Whole Foods Breaks Ground On New Pullman Distribution Center
CHICAGO (CBS) -- It's a momentous day for one of Chicago's most historic neighborhoods, as Whole Foods breaks ground on a new distribution center in Pullman.
The 140,000-square-foot facility is expected to bring in about 150 jobs to a neighborhood that played a prominent role in the labor movement at the turn of the 20th century, and has become the focus of revival efforts in recent years.
Mayor Rahm Emanuel, Ald. Anthony Beale (9th), and company officials were on hand to break ground Tuesday morning. The facility, which will replace a distribution center in northwest Indiana, will supply some 70 different Whole Foods stores in the Midwest and Canada.
"To be able to say that we actually got a company from Indiana to come here to the city of Chicago is huge," Beale said.
Longtime neighborhood resident Dee Smith said the facility is a welcome boon to Pullman.
"So many of the factories have been closed.
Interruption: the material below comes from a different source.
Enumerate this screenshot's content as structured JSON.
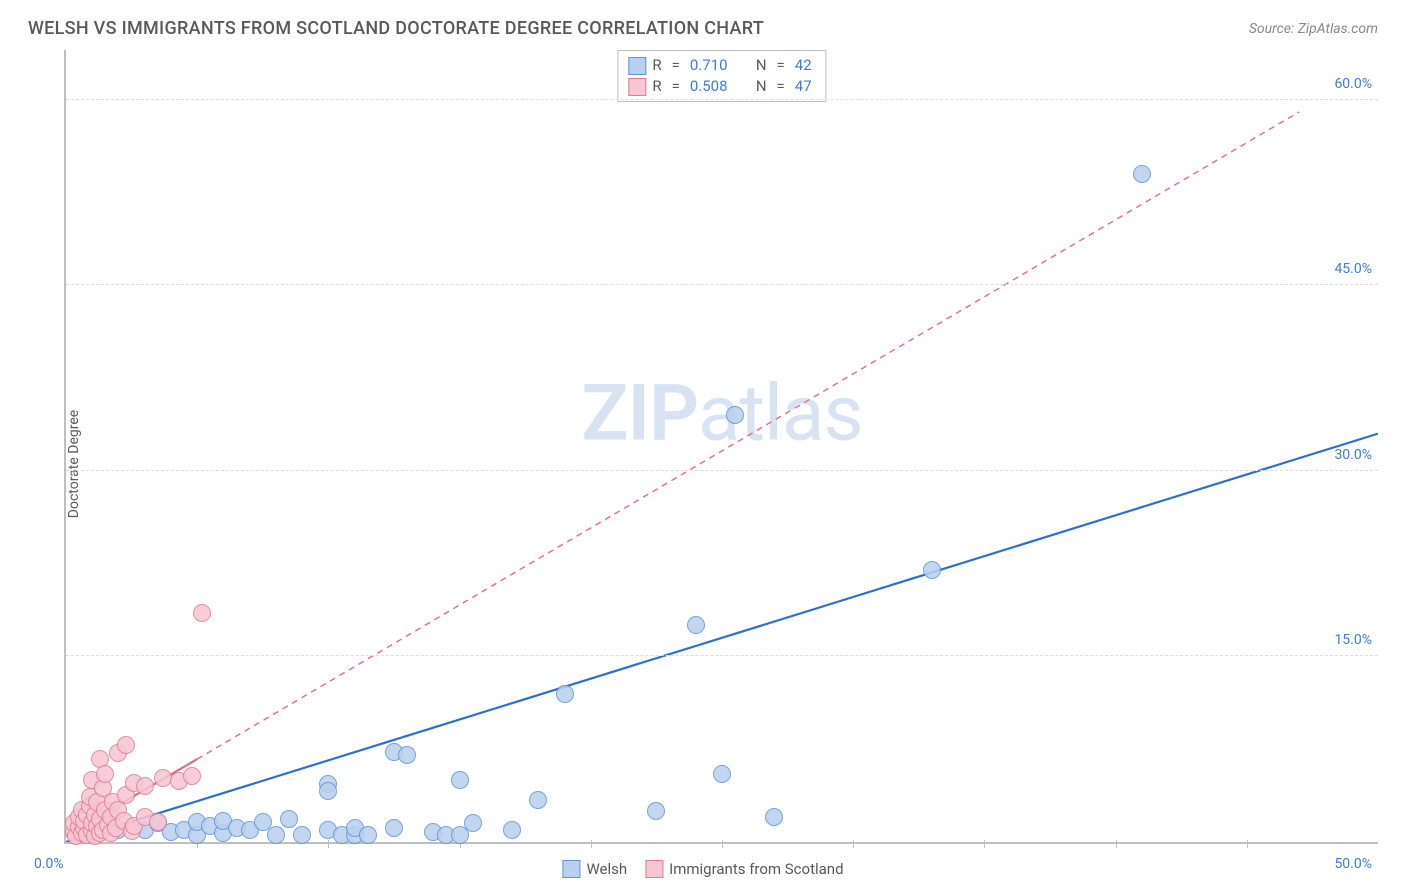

This will help rejuvenate the economy and hopefully help a lot of people get jobs," she said.
Chicago Neighborhood Initiatives, a nonprofit community development organization, has overseen much of the recent redevelopment in Pullman.
"Over the last five years, we've coordinated $130 million of investment here in Pullman," CNI President David Doig said. "Incomes are up by 16 percent, property values are up by 20 percent, and violent crime is down by almost 50 percent."
The Whole Foods facility will be built on a 17-acre site owned by a CNI venture, which will prepare the site for a developer to build the center and lease it to Whole Foods.
CNI also handled site prep for a new Whole Foods store in Englewood, scheduled to open in September.
If all goes as planned, the distribution center in Pullman will open in early 2018.
Last year, President Barack Obama declared the Pullman Historic District a national monument, to honor its status as one of the first "company towns" in the U.S. Pullman was home to railroad baron George Pullman's factory town in the 1880s; he built homes, shopping areas, churches, theaters, a hotel, a library, and other amenities for his workforce at Pullman Palace Car Co.
Since the neighborhood was declared a national monument, more than $220 million worth of development projects have been announced in Pullman.
Four months ago, the Emanuel administration announced plans to assemble 800 new CTA train cars at a new rail plant in the neighborhood.
Beale said it's exciting CTA cars will be manufactured in the same neighborhood where the famed Pullman sleeper cars were built.
"What better place than to bring it full circle, and start building rail cars again here in the Roseland-Pullman community," Beale said.
The alderman said the recent revitalization started with Wal-Mart, which opened a store in Pullman in 2013.
"If it wasn't for the residents of the city of Chicago, who stood up and said 'We want Wal-Mart in the city, we wouldn't be here today," he said.
The Wal-Mart Supercenter in Pullman anchors a large shopping center that also includes a Ross Dress for Less store, a Planet Fitness gym, and a City Sports store. Other new developments in Pullman include a Method soap factory with a Gotham Greens urban farm on its roof.